Predigt zur Konfirmation am 1.06.2014

 

(Es gilt der gesprochene Text)

 

Liebe Konfirmationsgemeinde, liebe Konfirmandinnen und Konfirmanden,

es liegt neben der Festlichkeit des Anlasses, eine ungewisse Abschiedsstimmung über diesem Gottesdienst. Vieles scheint zu Ende zu gehen.

Ein Jahr des gemeinsamen Konfirmandenunterrichtes geht zu Ende. Ein Jahr ist vorbei, an dem ihr euch jeden Dienstag getroffen habt, nicht erst zur Konfirmandenstunde, sondern oft auch schon vorher vor dem Gemeindehaus.

Ein Jahr des Lernens und des gemeinsamen Erlebens als Konfirmandinnen und Konfirmanden liegt hinter euch.

Wir haben viel miteinander erlebt. Wir sind gemeinsam geklettert im Pfarrgarten, wir waren zusammen auf der Freizeit, wir haben viel Spaß miteinander gehabt und manche Stunde auch, ihr könnt euch erinnern, wo wir überlegten, wie wir euch etwas aus der Reserve locken könnten, damit ihr euch traut etwas zu sagen, damit ihr euch auch untereinander vertraut, damit ihr euch selbst vertraut.

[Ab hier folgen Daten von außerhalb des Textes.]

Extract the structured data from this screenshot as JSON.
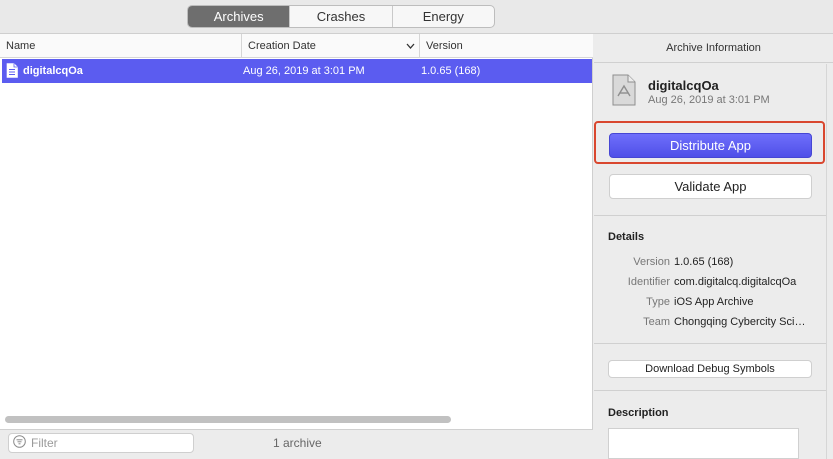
{
  "tabs": [
    {
      "label": "Archives",
      "active": true
    },
    {
      "label": "Crashes",
      "active": false
    },
    {
      "label": "Energy",
      "active": false
    }
  ],
  "table": {
    "columns": [
      "Name",
      "Creation Date",
      "Version"
    ],
    "rows": [
      {
        "name": "digitalcqOa",
        "date": "Aug 26, 2019 at 3:01 PM",
        "version": "1.0.65 (168)"
      }
    ]
  },
  "footer": {
    "filter_placeholder": "Filter",
    "count": "1 archive"
  },
  "panel": {
    "title": "Archive Information",
    "app_name": "digitalcqOa",
    "app_date": "Aug 26, 2019 at 3:01 PM",
    "distribute_label": "Distribute App",
    "validate_label": "Validate App",
    "details_heading": "Details",
    "details": [
      {
        "key": "Version",
        "value": "1.0.65 (168)"
      },
      {
        "key": "Identifier",
        "value": "com.digitalcq.digitalcqOa"
      },
      {
        "key": "Type",
        "value": "iOS App Archive"
      },
      {
        "key": "Team",
        "value": "Chongqing Cybercity Sci…"
      }
    ],
    "debug_label": "Download Debug Symbols",
    "description_heading": "Description"
  },
  "colors": {
    "selection": "#5b5cf0",
    "primary_button": "#5b5cf0",
    "highlight_border": "#d9472f"
  },
  "icons": [
    "filter-icon",
    "archive-file-icon",
    "app-archive-icon",
    "chevron-down-icon"
  ]
}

Ihr habt den Konficup gewonnen, oder wart zu einer Lesung in Butzbach, wo ihr eine Frau kennen lerntet, die das KZ in Auschwitz als Kind überlebte und doch ein Leben lang ihre seelischen Wunden mit sich trug die so schmerzhaft waren, dass sie erst im Alter begann darüber reden und schreiben zu können.

Bei Licht betrachtet, liebe Konfirmandinnen und Konfirmanden, scheint aber heute nur etwas zu Ende zu gehen.

Denn eigentlich stehen wir heute an einem Anfang. Ihr seid mit eurer Konfirmation, in allem berechtigte Mitglieder unserer evangelischen Kirche, denn ab dem heutigen Tag seid ihr für uns keine Kinder mehr, sondern Menschen, die selbst entscheiden sollen und entscheiden können, wie es weitergeht für euch in unserer Kirche.

Das ist natürlich nur unsere Sicht als Kirche, es liegt an euch, wie es weitergeht, ob es weitergeht, ob ihr euch zu dieser Kirche halten und in dieser Kirche engagieren wollt.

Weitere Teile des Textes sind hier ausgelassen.